Crypto.Com Recovered $990 Million from FTX, CEO Says Balance Sheet Strong

  • Nov 16, 2022 at 3:51 am
  • Singapore-based crypto exchange Crypto.com’s chief executive said the firm will prove all naysayers wrong on the platform being in trouble, and that it has a robust balance sheet and took no risks. Chief executive Kris Marszalek took questions in a livestreaming YouTube address, and also said the platform always maintained reserves to match every coin customer held on its platform.  It’s exposure to failed cryptocurrency exchange FTX is minimal and its balance sheet remains robust, Kris Marszalek, the Singapore-based crypto exchange’s CEO, said during a recent interview.
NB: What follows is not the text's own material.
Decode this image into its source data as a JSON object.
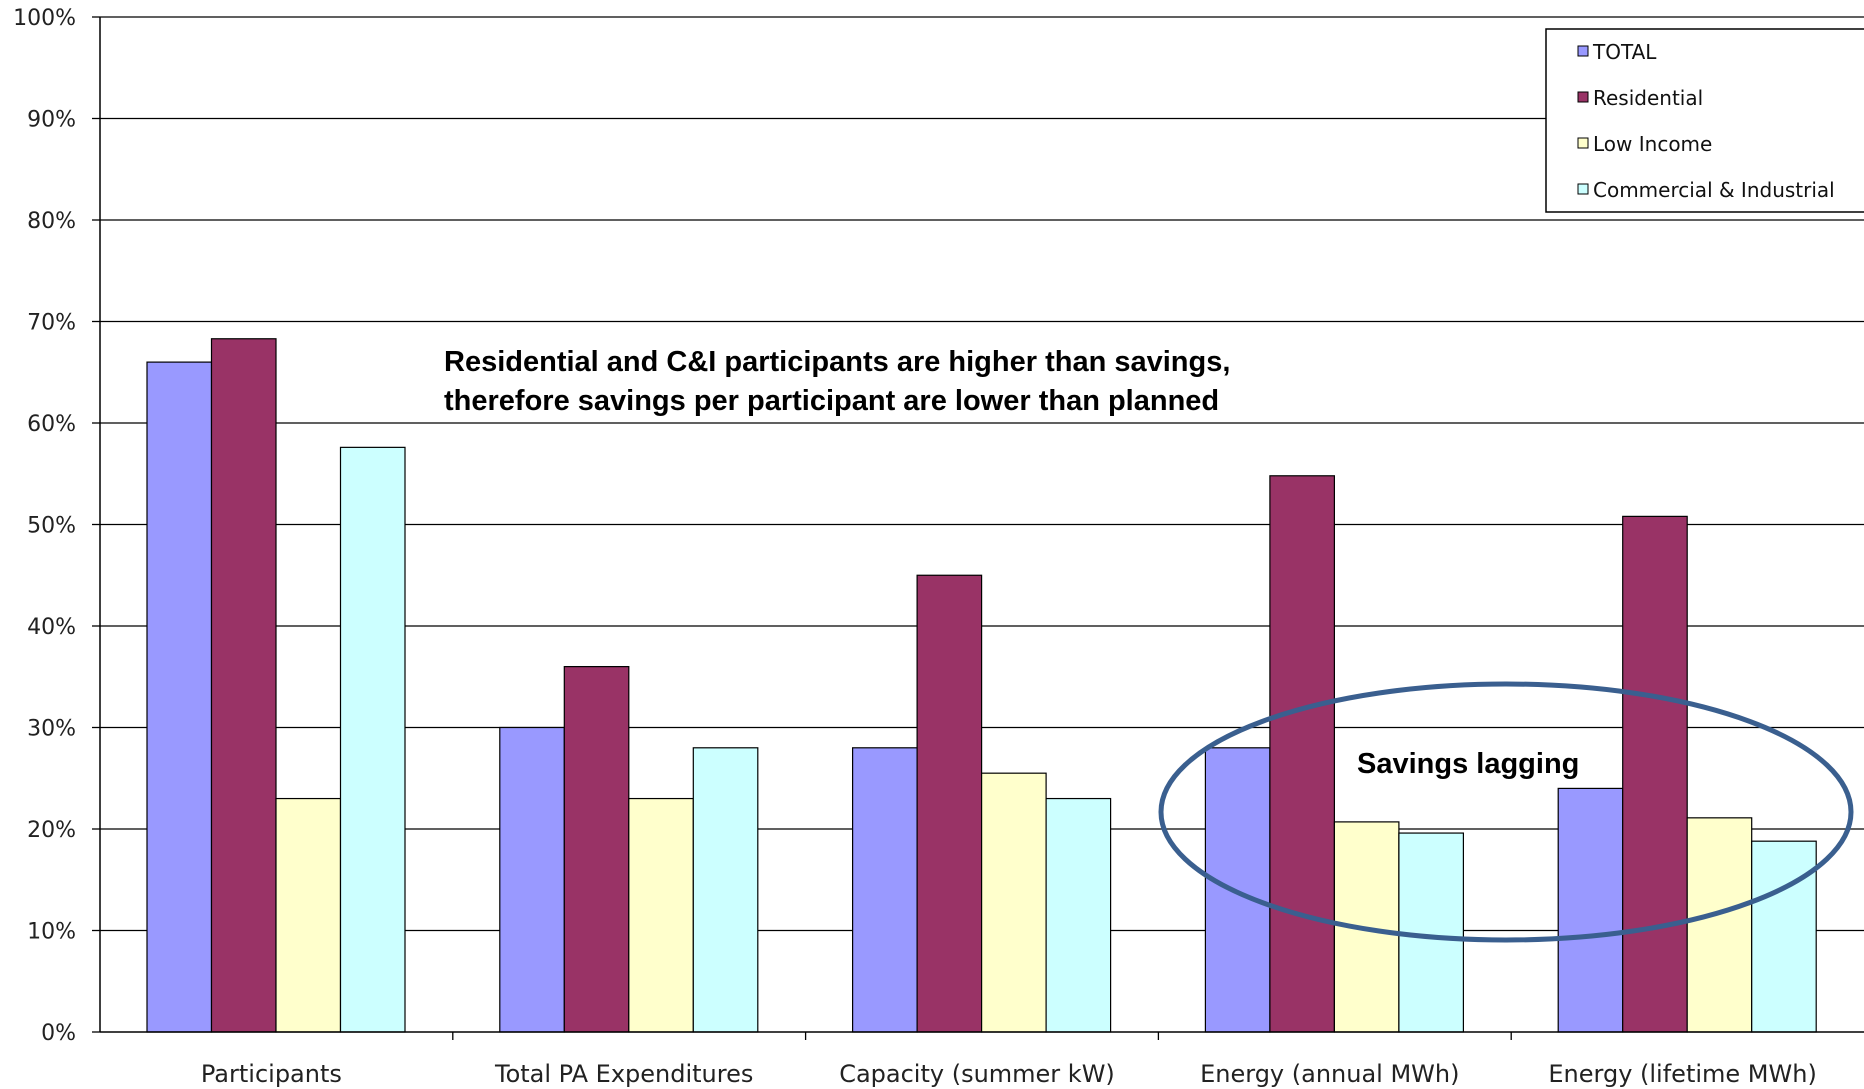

Specifically, Marszalek said his company’s FTX exposure was limited to $10M after recovering $990M from the latter at an earlier date.  Over the past week, Crypto.com’s CRO token has dropped almost 45% on concerns the Singapore-based exchange will be the next to face a liquidity crisis. The exchange’s daily volume has collapsed from last year’s highs of around $4 billion to about $284 million this past October, according to data from Nomics, and withdrawals are on their way back up as users and investors remove their funds from the platform.  In the interview, Marszalek reiterated that the exchange has a strong balance sheet and said its exposure to FTX was limited to $10 million.  “We recovered $990 million from FTX,” Marszalek said, pointing out that fund flows between exchanges are a necessary part of the business.  An audit of Crypto.com is underway, but it will take some time. Audit firms “don’t work at crypto speed,” he said, emphasizing that Crypto.com and the industry both need full transparency to move forward.